I’ve been a fan of Lynn Ciesielski’s poetry for years. Her masterful work is imaginatively composed and insightfully inspired, rich with powerful imagery, strong emotions, and unique perspectives. Her skillfully crafted words are thought-provoking, and her playful use of language moves me in many ways at once. Ciesielski is a gifted magician, who casts trance-inducing spells with her unusually creative poetry. I couldn’t recommend this beautiful collection more highly. 

–David Jay Brown, author of Brainchild and Mavericks of the Mind


To paraphrase Lynn Ciesielski, she shares a language that needs no words. Somehow, however, her new volume of poems, Two Legs Toward Liverpool, makes the reader feel as if he is part of a very private library of the heart, one made up of sounds and silences, family, illness, and nature.  We read between the lines to fill in our own stories. Lynn teaches her poetic language from an early line on:  “I live in an almanac.” 
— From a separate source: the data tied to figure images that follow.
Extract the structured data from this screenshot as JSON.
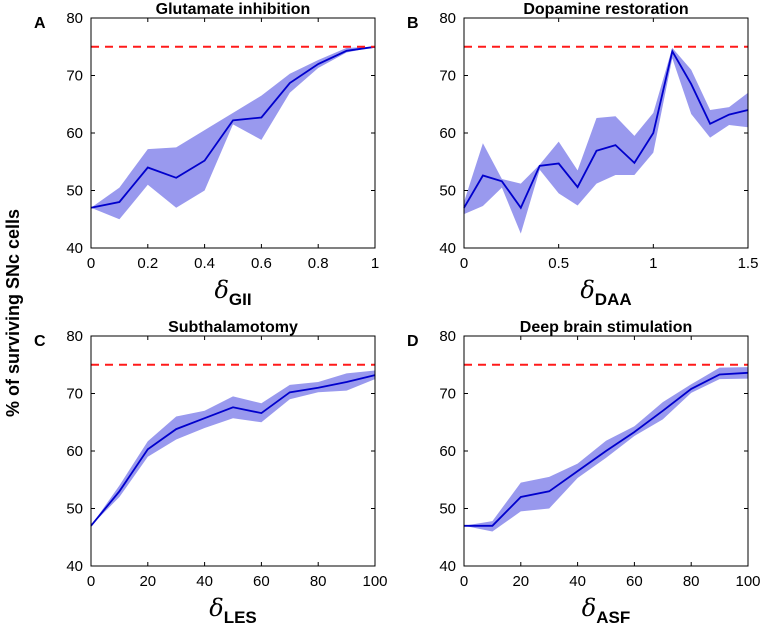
{
  "figure": {
    "ylabel": "% of surviving SNc cells",
    "reference_color": "#ff1a1a",
    "mean_color": "#0000cc",
    "band_color": "#9999ee"
  },
  "chart_data": [
    {
      "type": "line",
      "panel": "A",
      "title": "Glutamate inhibition",
      "xlabel_symbol": "δ",
      "xlabel_subscript": "GII",
      "xlim": [
        0,
        1
      ],
      "ylim": [
        40,
        80
      ],
      "xticks": [
        0,
        0.2,
        0.4,
        0.6,
        0.8,
        1
      ],
      "xtick_labels": [
        "0",
        "0.2",
        "0.4",
        "0.6",
        "0.8",
        "1"
      ],
      "yticks": [
        40,
        50,
        60,
        70,
        80
      ],
      "ytick_labels": [
        "40",
        "50",
        "60",
        "70",
        "80"
      ],
      "reference_line": 75,
      "x": [
        0,
        0.1,
        0.2,
        0.3,
        0.4,
        0.5,
        0.6,
        0.7,
        0.8,
        0.9,
        1.0
      ],
      "mean": [
        47,
        48,
        54,
        52.2,
        55.2,
        62.2,
        62.7,
        68.7,
        72,
        74.3,
        75
      ],
      "upper": [
        47,
        50.5,
        57.2,
        57.5,
        60.5,
        63.5,
        66.5,
        70.3,
        72.7,
        74.8,
        75
      ],
      "lower": [
        47,
        45,
        51,
        47,
        50,
        61.5,
        58.8,
        67,
        71.3,
        74,
        75
      ]
    },
    {
      "type": "line",
      "panel": "B",
      "title": "Dopamine restoration",
      "xlabel_symbol": "δ",
      "xlabel_subscript": "DAA",
      "xlim": [
        0,
        1.5
      ],
      "ylim": [
        40,
        80
      ],
      "xticks": [
        0,
        0.5,
        1,
        1.5
      ],
      "xtick_labels": [
        "0",
        "0.5",
        "1",
        "1.5"
      ],
      "yticks": [
        40,
        50,
        60,
        70,
        80
      ],
      "ytick_labels": [
        "40",
        "50",
        "60",
        "70",
        "80"
      ],
      "reference_line": 75,
      "x": [
        0,
        0.1,
        0.2,
        0.3,
        0.4,
        0.5,
        0.6,
        0.7,
        0.8,
        0.9,
        1.0,
        1.1,
        1.2,
        1.3,
        1.4,
        1.5
      ],
      "mean": [
        47,
        52.6,
        51.6,
        47,
        54.3,
        54.7,
        50.6,
        56.9,
        57.9,
        54.8,
        60,
        74.2,
        68.5,
        61.6,
        63.2,
        64
      ],
      "upper": [
        48,
        58.2,
        52,
        51.2,
        54.5,
        58.5,
        53.5,
        62.6,
        62.9,
        59.5,
        63.5,
        74.8,
        71,
        64,
        64.5,
        67
      ],
      "lower": [
        45.9,
        47.3,
        50.5,
        42.5,
        53.6,
        49.5,
        47.4,
        51.2,
        52.7,
        52.7,
        56.6,
        73,
        63.3,
        59.2,
        61.4,
        61
      ]
    },
    {
      "type": "line",
      "panel": "C",
      "title": "Subthalamotomy",
      "xlabel_symbol": "δ",
      "xlabel_subscript": "LES",
      "xlim": [
        0,
        100
      ],
      "ylim": [
        40,
        80
      ],
      "xticks": [
        0,
        20,
        40,
        60,
        80,
        100
      ],
      "xtick_labels": [
        "0",
        "20",
        "40",
        "60",
        "80",
        "100"
      ],
      "yticks": [
        40,
        50,
        60,
        70,
        80
      ],
      "ytick_labels": [
        "40",
        "50",
        "60",
        "70",
        "80"
      ],
      "reference_line": 75,
      "x": [
        0,
        10,
        20,
        30,
        40,
        50,
        60,
        70,
        80,
        90,
        100
      ],
      "mean": [
        47,
        53,
        60.3,
        63.8,
        65.7,
        67.6,
        66.6,
        70.2,
        71,
        72,
        73.2
      ],
      "upper": [
        47,
        54,
        61.7,
        66,
        67,
        69.5,
        68.3,
        71.5,
        72,
        73.5,
        74
      ],
      "lower": [
        47,
        52,
        59,
        62,
        64,
        65.7,
        65,
        69,
        70.2,
        70.5,
        72.5
      ]
    },
    {
      "type": "line",
      "panel": "D",
      "title": "Deep brain stimulation",
      "xlabel_symbol": "δ",
      "xlabel_subscript": "ASF",
      "xlim": [
        0,
        100
      ],
      "ylim": [
        40,
        80
      ],
      "xticks": [
        0,
        20,
        40,
        60,
        80,
        100
      ],
      "xtick_labels": [
        "0",
        "20",
        "40",
        "60",
        "80",
        "100"
      ],
      "yticks": [
        40,
        50,
        60,
        70,
        80
      ],
      "ytick_labels": [
        "40",
        "50",
        "60",
        "70",
        "80"
      ],
      "reference_line": 75,
      "x": [
        0,
        10,
        20,
        30,
        40,
        50,
        60,
        70,
        80,
        90,
        100
      ],
      "mean": [
        47,
        47,
        52,
        53,
        56.5,
        60,
        63.3,
        67,
        70.8,
        73.3,
        73.6
      ],
      "upper": [
        47,
        47.8,
        54.5,
        55.5,
        57.8,
        61.8,
        64.3,
        68.5,
        71.6,
        74.5,
        74.6
      ],
      "lower": [
        47,
        46,
        49.5,
        50,
        55.3,
        58.8,
        62.6,
        65.5,
        70.1,
        72.5,
        72.6
      ]
    }
  ]
}
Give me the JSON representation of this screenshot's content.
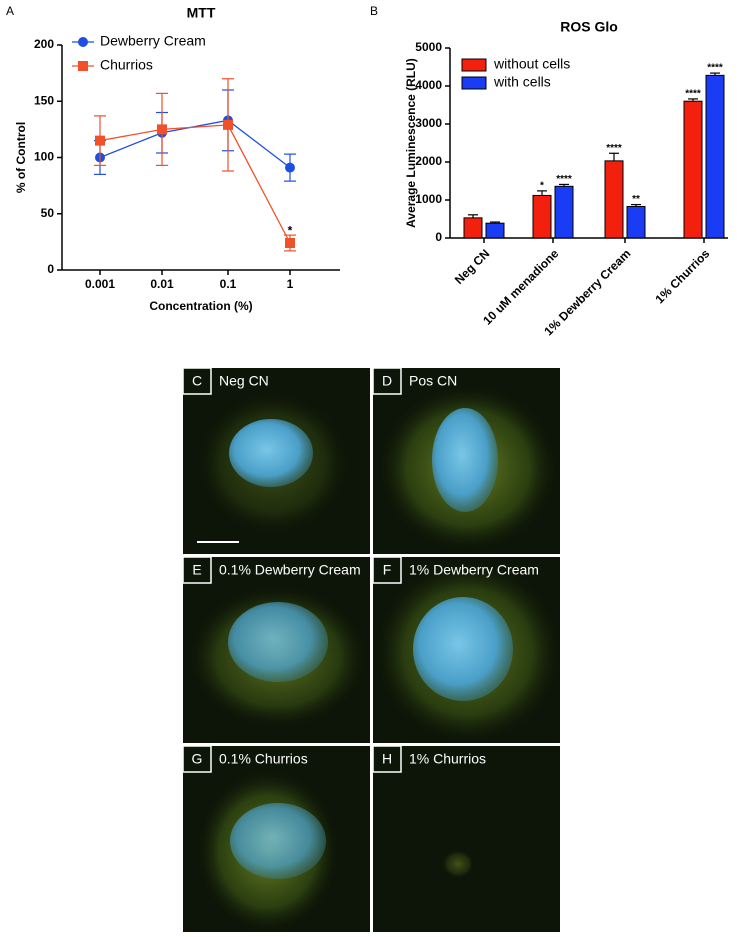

–Perry Nicholas, associate professor, Erie Community College.


A cascade of powerful force, Lynn Ciesielski’s artful, new collection is fueled with poems of love and loss, darkness and light.  “I am a clutch of rare orchids/ in a garden/ where even dandelions wither,” she writes.  She traces real and metaphorical journeys displaying her range as artist in a sestina set in youth and as a hawk flying at night.  She has a gift for supplying nothing but the best words.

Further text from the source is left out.